The transaction is still in early discussion stages, and the final amount may vary. The sale would allow employees to monetize their equity, providing liquidity without the company going public or being acquired. This move is particularly important in the competitive AI sector, where retaining top talent is crucial.

SoftBank’s involvement in this secondary sale follows its commitment to lead OpenAI’s $40 billion primary funding round, which includes $30 billion from SoftBank and $10 billion from other investors. This continued investment underscores SoftBank’s strategic interest in OpenAI and the broader AI industry.

Why are Staff Selling?

The decision by OpenAI employees to sell their shares is influenced by several factors. First, the opportunity to monetize equity provides financial liquidity, allowing employees to diversify their personal portfolios. This is particularly appealing in the high-growth tech sector, where stock options can become a significant portion of an individual’s wealth.

Second, the competitive nature of the AI industry means that employees are in high demand. By offering employees the chance to sell shares, OpenAI can provide a financial incentive to stay with the company, balancing the need for liquidity with retention efforts.

Additionally, the AI sector’s rapid growth and the increasing valuations of companies like OpenAI have created a favorable environment for secondary share sales. Employees may view this as an opportune moment to capitalize on the company’s success.

Implications for OpenAI

The proposed $6 billion secondary share sale has several implications for OpenAI. Financially, while the company does not receive direct capital from the transaction, the increased valuation enhances its market position and can attract further investment.

Governance-wise, the involvement of investors like SoftBank, Thrive Capital, and Dragoneer Investment Group could influence OpenAI’s strategic direction. These investors bring significant resources and expertise, which could support OpenAI’s growth initiatives.

Strategically, the sale allows OpenAI to maintain its private status while providing liquidity to employees. This approach offers flexibility in decision-making and the ability to pursue long-term goals without the pressures associated with public markets.

OpenAI Staff: Market and Industry Reactions

The news of OpenAI’s secondary share sale has garnered attention in the tech and investment communities. Analysts view the increased valuation as a sign of confidence in OpenAI’s future prospects and the growing importance of AI technologies.

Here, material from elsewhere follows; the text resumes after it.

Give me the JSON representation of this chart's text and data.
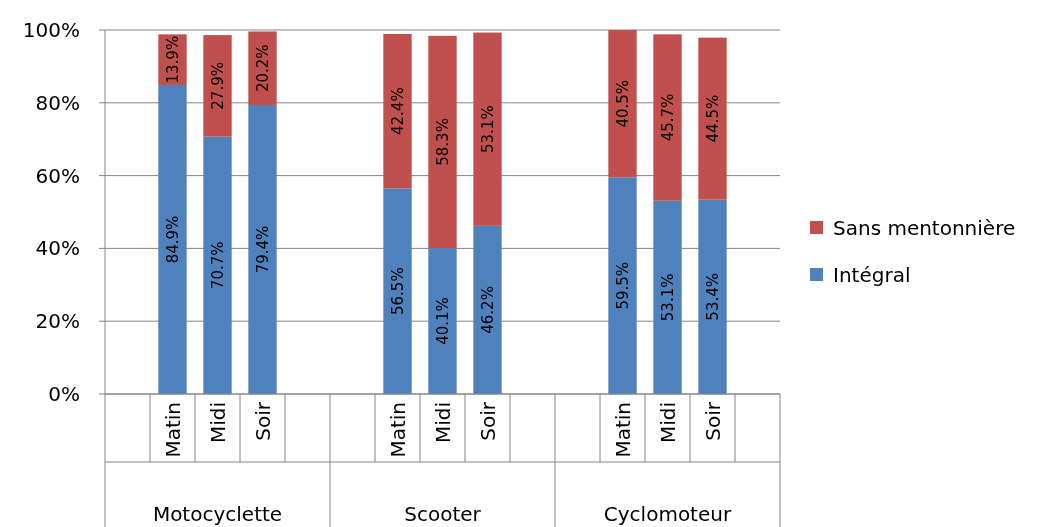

Investor interest in the secondary sale reflects the high demand for exposure to leading AI companies. However, some investors have expressed concerns about the limited availability of shares at the $300 billion valuation, leading them to seek opportunities in the secondary market.

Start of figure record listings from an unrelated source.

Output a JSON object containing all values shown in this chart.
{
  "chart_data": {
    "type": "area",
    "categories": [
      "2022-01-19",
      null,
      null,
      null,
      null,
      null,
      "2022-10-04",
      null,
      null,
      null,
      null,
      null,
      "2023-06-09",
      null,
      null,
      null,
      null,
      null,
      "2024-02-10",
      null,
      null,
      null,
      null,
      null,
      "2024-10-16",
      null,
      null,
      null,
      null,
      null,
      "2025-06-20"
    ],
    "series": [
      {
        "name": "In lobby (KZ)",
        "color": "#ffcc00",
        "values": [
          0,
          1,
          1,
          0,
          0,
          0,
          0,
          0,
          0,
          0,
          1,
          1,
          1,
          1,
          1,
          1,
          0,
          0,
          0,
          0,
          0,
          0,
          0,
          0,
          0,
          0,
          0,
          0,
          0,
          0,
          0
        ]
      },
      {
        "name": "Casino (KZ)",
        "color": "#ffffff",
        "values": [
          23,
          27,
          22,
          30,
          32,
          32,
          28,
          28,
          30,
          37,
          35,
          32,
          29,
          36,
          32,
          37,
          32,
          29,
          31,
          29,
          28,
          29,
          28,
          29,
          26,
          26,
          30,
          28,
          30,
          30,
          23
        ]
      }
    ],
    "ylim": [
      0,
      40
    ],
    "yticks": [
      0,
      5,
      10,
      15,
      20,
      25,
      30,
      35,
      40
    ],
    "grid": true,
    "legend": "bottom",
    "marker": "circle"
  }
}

X Source: Users Discussed AI Products Map

The broader AI industry is closely watching OpenAI’s moves, as they may set precedents for other companies in the sector. The balance between providing liquidity to employees and maintaining control within the company is a key consideration for firms navigating similar growth trajectories.

Bottom Line

OpenAI’s plan to allow employees to sell $6 billion in stock to investors like SoftBank and Thrive Capital marks a significant development in the company’s evolution. The secondary share sale provides employees with financial liquidity while maintaining the company’s private status. The increased valuation underscores the growing confidence in OpenAI’s position in the AI industry.

As the AI industry grows, OpenAI’s way of handling funding and employee shares could affect other companies. Finding the right balance between getting investors, keeping talented staff, and staying in control will be important for companies in this fast-changing field.